Abrupt beendet Ellis sein
Kapitel, und übergibt, ohne den höflichen Applaus abzuwarten,
an den neben ihm Sitzenden, einen Schauspieler. Der ist offensichtlich
gut vorbereitet, er trägt seine zwei Szenen eher vor, als daß
er sie liest. Er stellt die Sätze in den Raum, macht kleine, effektvolle
Pausen, zerrt den Text auf die Bühne, und nimmt ihm all seine klaustrophobische
Flachheit, seine scheinbare Banalität.
Die Faszination von Ellis
Büchern liegt darin, daß er eine Sprache gefunden hat für
die Mischung aus Hyperaktivität und absoluter Langeweile, aus Masslosigkeit
und tiefer Gleichgültigkeit, als die er das Leben in Amerika sieht.

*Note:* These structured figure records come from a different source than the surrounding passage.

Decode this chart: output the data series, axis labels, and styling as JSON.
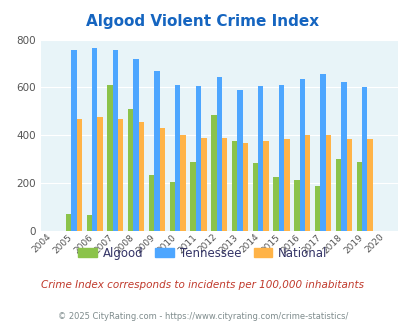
{
  "title": "Algood Violent Crime Index",
  "subtitle": "Crime Index corresponds to incidents per 100,000 inhabitants",
  "footer": "© 2025 CityRating.com - https://www.cityrating.com/crime-statistics/",
  "years": [
    2004,
    2005,
    2006,
    2007,
    2008,
    2009,
    2010,
    2011,
    2012,
    2013,
    2014,
    2015,
    2016,
    2017,
    2018,
    2019,
    2020
  ],
  "algood": [
    0,
    70,
    65,
    610,
    510,
    235,
    205,
    290,
    485,
    375,
    285,
    225,
    215,
    190,
    300,
    290,
    0
  ],
  "tennessee": [
    0,
    755,
    765,
    755,
    720,
    670,
    612,
    608,
    645,
    588,
    608,
    612,
    636,
    655,
    623,
    600,
    0
  ],
  "national": [
    0,
    468,
    475,
    468,
    456,
    430,
    403,
    390,
    390,
    368,
    376,
    383,
    400,
    400,
    385,
    385,
    0
  ],
  "bar_width": 0.26,
  "ylim": [
    0,
    800
  ],
  "yticks": [
    0,
    200,
    400,
    600,
    800
  ],
  "algood_color": "#8bc34a",
  "tennessee_color": "#4da6ff",
  "national_color": "#ffb347",
  "bg_color": "#e8f4f8",
  "title_color": "#1565c0",
  "subtitle_color": "#c0392b",
  "footer_color": "#7f8c8d",
  "legend_label_color": "#333366",
  "legend_labels": [
    "Algood",
    "Tennessee",
    "National"
  ]
}
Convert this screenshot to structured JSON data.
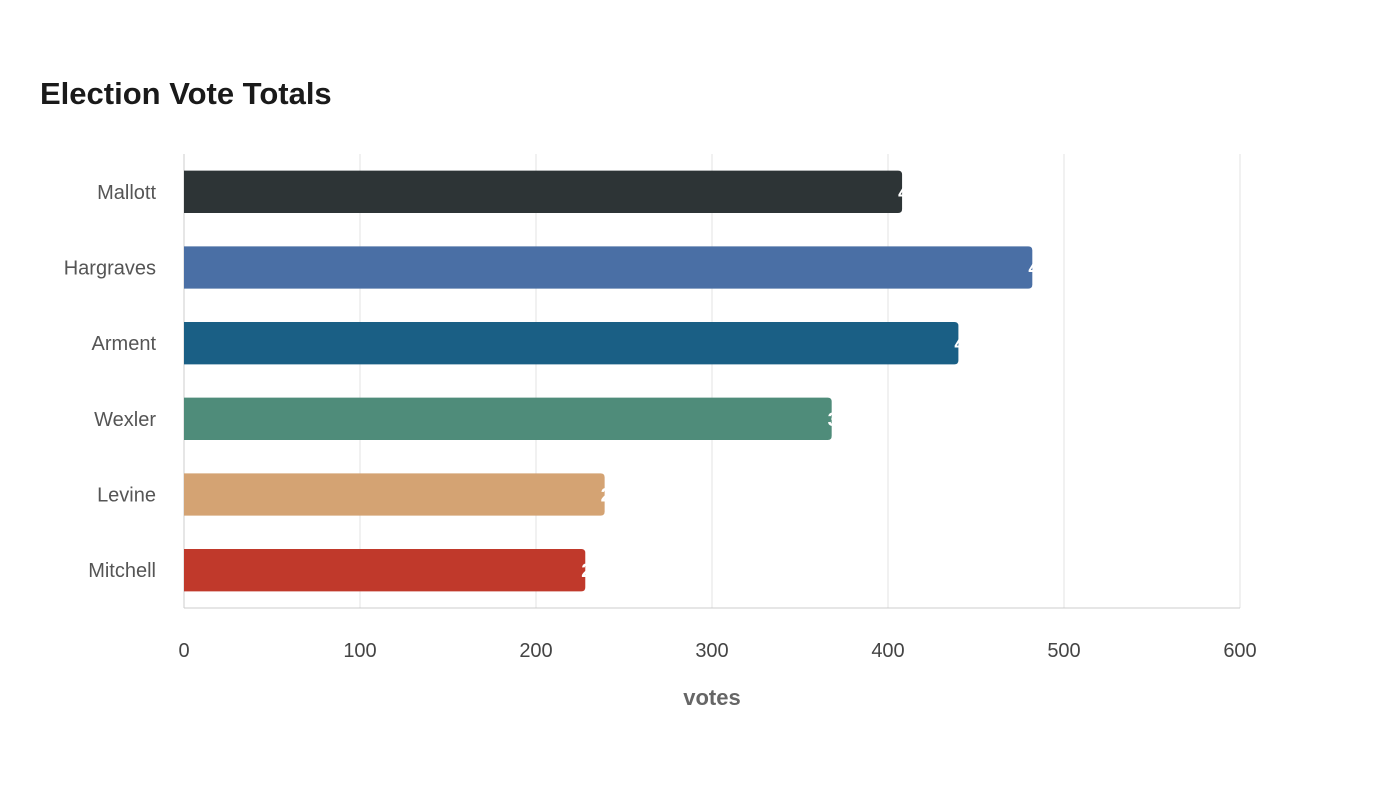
{
  "chart_data": {
    "type": "bar",
    "orientation": "horizontal",
    "title": "Election Vote Totals",
    "xlabel": "votes",
    "ylabel": "",
    "categories": [
      "Mallott",
      "Hargraves",
      "Arment",
      "Wexler",
      "Levine",
      "Mitchell"
    ],
    "values": [
      408,
      482,
      440,
      368,
      239,
      228
    ],
    "colors": [
      "#2d3436",
      "#4a6fa5",
      "#1a5f85",
      "#4f8c7a",
      "#d4a373",
      "#c0392b"
    ],
    "xlim": [
      0,
      600
    ],
    "xticks": [
      "0",
      "100",
      "200",
      "300",
      "400",
      "500",
      "600"
    ],
    "grid": true,
    "legend": "none"
  }
}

Diese Sprache fällt mit ihrem Gegenstand in eins, sie kommentiert
nicht, sie desavouiert nicht. Sie bedeutet nicht, sie ist.
Nochmal liest Ellis. Eine Szene in Bruce Wohnung
in Paris, Victor ziemlich fertig, verloren, auf der Suche nach Betäubung.
Mehr Lacher aus dem Publikum jetzt. Dann eine Szene, die Ellis als Schlüssel
für Victors Entwicklung ankündigt: Ein Nachmittag in einem Haus
in Malibu Beach, der junge Victor hat gerade Chloe kennengelernt, er entscheidet
sich für ein Leben als Star.
Da ist sie, die andere Seite
des Skandalautors, des hippen Tabubrechers. Das, wovon sein erstes Buch,
"Less than Zero" handelt, das Erschrecken über den Verlust der Unschuld,
steckt als Grundton in allen Büchern, und das verleiht der eigentlich
total eindimensionalen Erzählweise seine dubiose, schwer greifbare
Ambiguität. Ein kleiner Junge, verloren in der großen bösen
Welt: das ist es, was Ellis so unwiederstehlich macht.
Die Lesung ist zu Ende,
es wird etwas länger geklatscht, es dürfen Fragen an den Autor
gestellt werden, die Ersten brechen auf. Es gibt viel Gehuste jetzt, Nebenunterhaltungen
kommen auf. Niemand lässt seine Frage von der zur Hilfe gekommenen
Verlagsdame übersetzen, man spricht Englisch, fragt nach Patrick Bateman
aus "American Psycho", ob die Filmteams in dem Buch imaginiert seien, was
es mit Victors Double auf sich habe: Fragen, die in Uniseminaren und in
Deutsch Leistungskursen erörtert werden.
Ellis antwortet ausführlich
und geduldig auf die erst zögerlich, dann stetig gestellten Fragen.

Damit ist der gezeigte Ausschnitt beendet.